Ira Glass (This American Life) shares some timeless advice for overcoming self-doubt in any creative process. According to his theory, self doubt happens when there is a gap between the quality of work an individual puts out and their potential. While many street photographers have the taste to know what good photographs look like, they may lack the experience to achieve that level of quality. The solution? Just keep shooting! Hit the jump for the video.
Ira Glass Creative Advice
I see a lot of street photography that inspires and challenges me. Whether I’m checking out the seemingly impossible feats of photographic wizardry in my favorite Flickr group or browsing the Magnum archives, it’s easy to feel helpless to the fact that my own work rarely lives up to my own high standards.
Ira Glass points out that this is common for every creative process. And it’s all a matter of taste:
Nobody tells this to people who are beginners, I really wish somebody had told this to me… Is that all of us who do creative work, we get into it because we have good taste. But it’s like there’s a gap that for the first couple of years that you’re making stuff, what you’re making isn’t so good, it’s not that great. It’s trying to be good, it has ambition to be good but it’s not quite that good. But your taste, that thing that got you into the game, your taste is still killer. And your taste is good enough that you can tell that what you’re making is kind of a disappointment to you. You know what I mean?
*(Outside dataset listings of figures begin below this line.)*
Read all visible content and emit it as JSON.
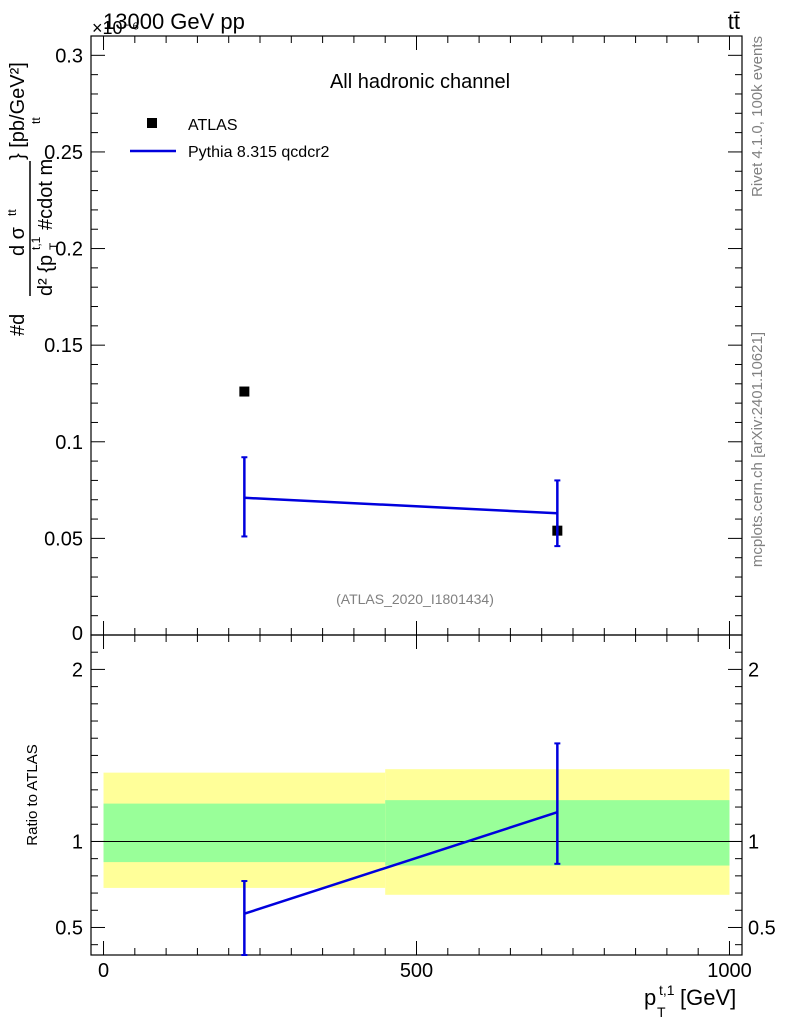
{
  "header": {
    "energy": "13000 GeV pp",
    "process": "tt̄",
    "exponent": "×10⁻⁶"
  },
  "side_labels": {
    "rivet": "Rivet 4.1.0,  100k events",
    "mcplots": "mcplots.cern.ch [arXiv:2401.10621]"
  },
  "colors": {
    "mc": "#0000dd",
    "data": "#000000",
    "band_outer": "#ffff99",
    "band_inner": "#99ff99",
    "ref_watermark": "#808080",
    "side_text": "#808080"
  },
  "chart_data": [
    {
      "type": "scatter",
      "panel": "main",
      "title": "All hadronic channel",
      "ylabel": "#d d²σ^{tt} / d²{p_T^{t,1} #cdot m^{tt}} [pb/GeV²]",
      "ylabel_parts": {
        "prefix": "#d",
        "numerator": "d σ",
        "numerator_sup": "tt",
        "denominator": "d² {p",
        "denominator_sub": "T",
        "denominator_sup": "t,1",
        "denominator_rest": " #cdot m",
        "denominator_rest_sup": "tt",
        "brace_unit": "} [pb/GeV²]"
      },
      "xlabel": "p_T^{t,1} [GeV]",
      "xlim": [
        -20,
        1020
      ],
      "ylim": [
        0,
        0.31
      ],
      "yticks": [
        0.05,
        0.1,
        0.15,
        0.2,
        0.25,
        0.3
      ],
      "ytick_labels": [
        "0.05",
        "0.1",
        "0.15",
        "0.2",
        "0.25",
        "0.3"
      ],
      "y_zero_label": "0",
      "watermark": "(ATLAS_2020_I1801434)",
      "legend": {
        "placement": "top-left",
        "entries": [
          {
            "name": "ATLAS",
            "marker": "square"
          },
          {
            "name": "Pythia 8.315 qcdcr2",
            "marker": "line"
          }
        ]
      },
      "series": [
        {
          "name": "ATLAS",
          "points": [
            {
              "x": 225,
              "y": 0.126
            },
            {
              "x": 725,
              "y": 0.054
            }
          ]
        },
        {
          "name": "Pythia 8.315 qcdcr2",
          "points": [
            {
              "x": 225,
              "y": 0.071,
              "yerr_low": 0.051,
              "yerr_high": 0.092
            },
            {
              "x": 725,
              "y": 0.063,
              "yerr_low": 0.046,
              "yerr_high": 0.08
            }
          ]
        }
      ]
    },
    {
      "type": "line",
      "panel": "ratio",
      "ylabel": "Ratio to ATLAS",
      "xlabel": "p_T^{t,1} [GeV]",
      "xlim": [
        -20,
        1020
      ],
      "ylim": [
        0.34,
        2.2
      ],
      "xticks": [
        0,
        500,
        1000
      ],
      "xtick_labels": [
        "0",
        "500",
        "1000"
      ],
      "yticks": [
        0.5,
        1,
        2
      ],
      "ytick_labels": [
        "0.5",
        "1",
        "2"
      ],
      "bands": [
        {
          "xmin": 0,
          "xmax": 450,
          "outer": [
            0.73,
            1.4
          ],
          "inner": [
            0.88,
            1.22
          ]
        },
        {
          "xmin": 450,
          "xmax": 1000,
          "outer": [
            0.69,
            1.42
          ],
          "inner": [
            0.86,
            1.24
          ]
        }
      ],
      "series": [
        {
          "name": "Pythia 8.315 qcdcr2",
          "points": [
            {
              "x": 225,
              "y": 0.58,
              "yerr_low": 0.34,
              "yerr_high": 0.77
            },
            {
              "x": 725,
              "y": 1.17,
              "yerr_low": 0.87,
              "yerr_high": 1.57
            }
          ]
        }
      ]
    }
  ]
}
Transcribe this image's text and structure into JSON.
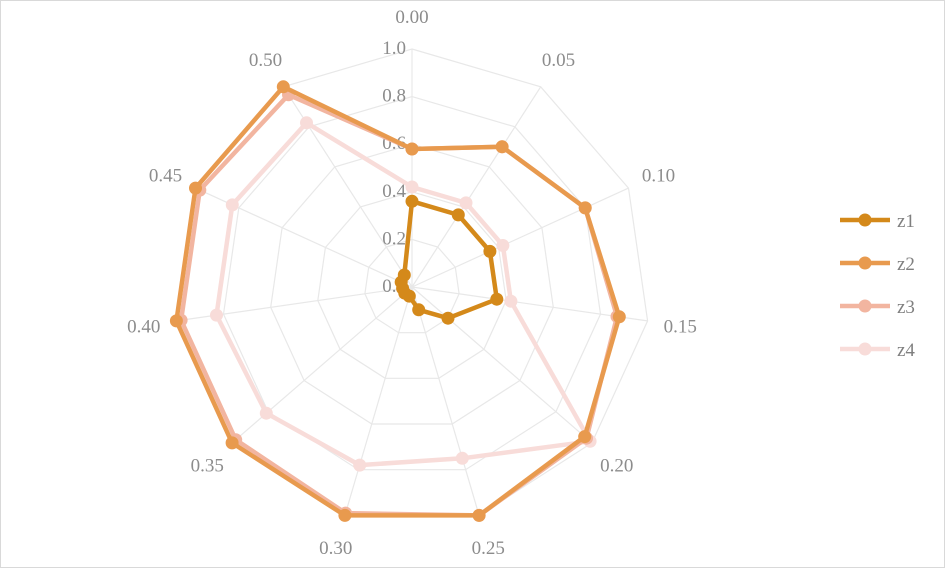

A lot of people never get past that phase, a lot of people at that point, they quit. And the thing I would just like to say to you with all my heart is that most everybody I know who does interesting creative work, they went through a phase of years where they had really good taste, they could tell that what they were making wasn’t as good as they wanted it to be. They knew that it fell short. It didn’t have this special thing that we wanted it to have. And the thing I would say to you is everybody goes through that. And for you to go through it, if you’re going through it right now, if you’re just getting out of that phase, you gotta know that’s totally normal and the most important possible thing you can do is do a lot of work. Do a huge volume of work. Put yourself on a deadline so that every week or every month you know you’re going to finish one story. Because it’s actually going through a volume of work that you’re actually going to catch up and close that gap. And the work you’re making will be as good as your ambitions.
In my case, like I took longer to figure out how to do this than anybody I ever met. It takes a while, it’s going to take you a while. It’s normal to take a while and you just have to fight your way through that. Okay?
Everyone knows the way to get to Radio City Music Hall is to practice, practice, practice! But the reality is that the very reason you have chosen the creative path is that you aspire to your own standards. And knowing your expectations of yourself won’t always match your ability to create is a relief. It makes the task of endless practice not only bearable but a cohesive part of a larger picture. Every discarded image becomes a single step towards the next excellent image – making each failure a valuable unseen component in your body of work. In other words – the creative process!
The trick here is to make sure you have good taste in street photography before trying to determine the value of your own work. It doesn’t do you any good to keep repeating terrible images over and over without a sense of what makes a good photograph.
Look at a lot of photographs. Really good photographs. Ask yourself why each image stands out to you and appreciate it on a molecular basis. Then go and shoot. Do your images make you feel the same way? Why not? Keep shooting but don’t just shoot the smae thing over and over. Consciously be aware that your taste is evolving and your vision is following close behind. If your images still don’t live up to your expectations then keep shooting!
Don’t try and make images that look like anything else. It’s not about copying or recreating anyone else’s style. But keep prying until you discover what it is about yoru own work that makes it unique. Then keep shooting until your work matches your expectations of yourself. Many street photographers are happy with 100 stand-out images after 20 years of shooting so it’s clear our expectations are high. That’s what makes this worth doing!